As 10,000 baby boomers turn 65 every day, the US faces serious questions about the role of seniors in families, communities and society at large. Florida Water explores these issues through the parallel but divergent lives of two retired seniors, Boomer and David. Boomer is a second-generation German-American and a Vietnam vet; David is a devout Christian from rural Florida. They both live in Nalcrest, a Florida retirement community built by the letter carriers union in 1963.

Nalcrest’s working class demographics and labor union history suggest inclusiveness and solidarity, yet it is precisely the community’s failures in this regard that make it a meaningful microcosm of American society through which to investigate retirement and aging.

Both Boomer and David are seeking reprieve from years of struggle, though they have different coping strategies. Boomer, an offbeat alcoholic with childlike tenderness, suffers from fainting and acute PTSD. His erratic behavior and odd sense of humor attract a few residents but alienate him from most. As he shares joints and pain-management strategies with his circle of friends, Boomer explores his experiences of violence, addiction, and poverty, endeavoring to fill the absence of the families and communities he left up North.

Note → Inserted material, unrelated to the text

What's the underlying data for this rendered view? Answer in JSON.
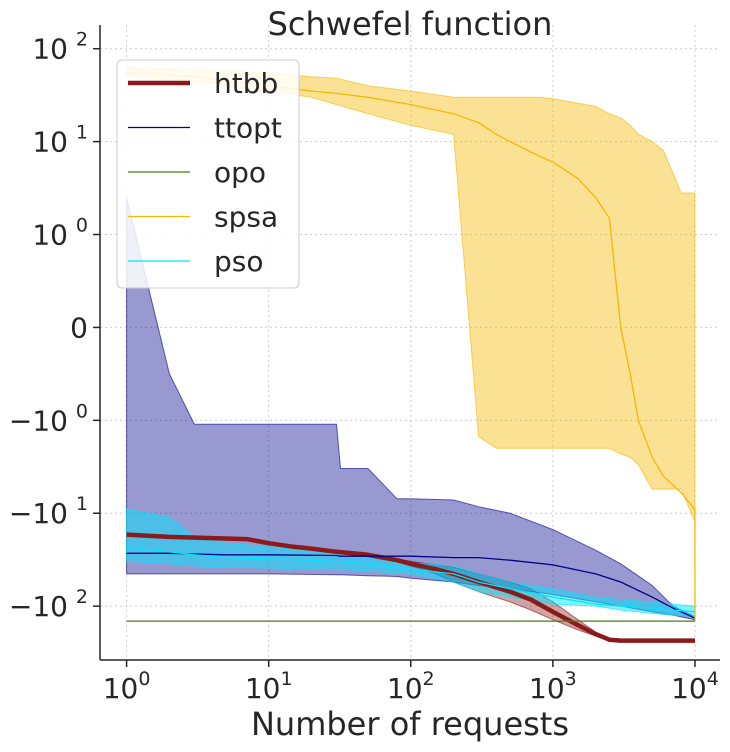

David, an eccentric and spiritual 80-year-old, is gradually losing his vision and the state has taken away his driver’s license. He spends all of his time alone, listening to church on the radio and exploring the natural world. As he reminisces about his childhood as a dairy farmer, he deepens his relationship with the Lord, looking for guidance in an increasingly foggy world.

In the story of their aging lies a counter narrative that complicates depictions of disempowered communities and helps us understand not just how seniors deal with death, illness and grief, but also how they live day to day, in many ways apart from the rest of society.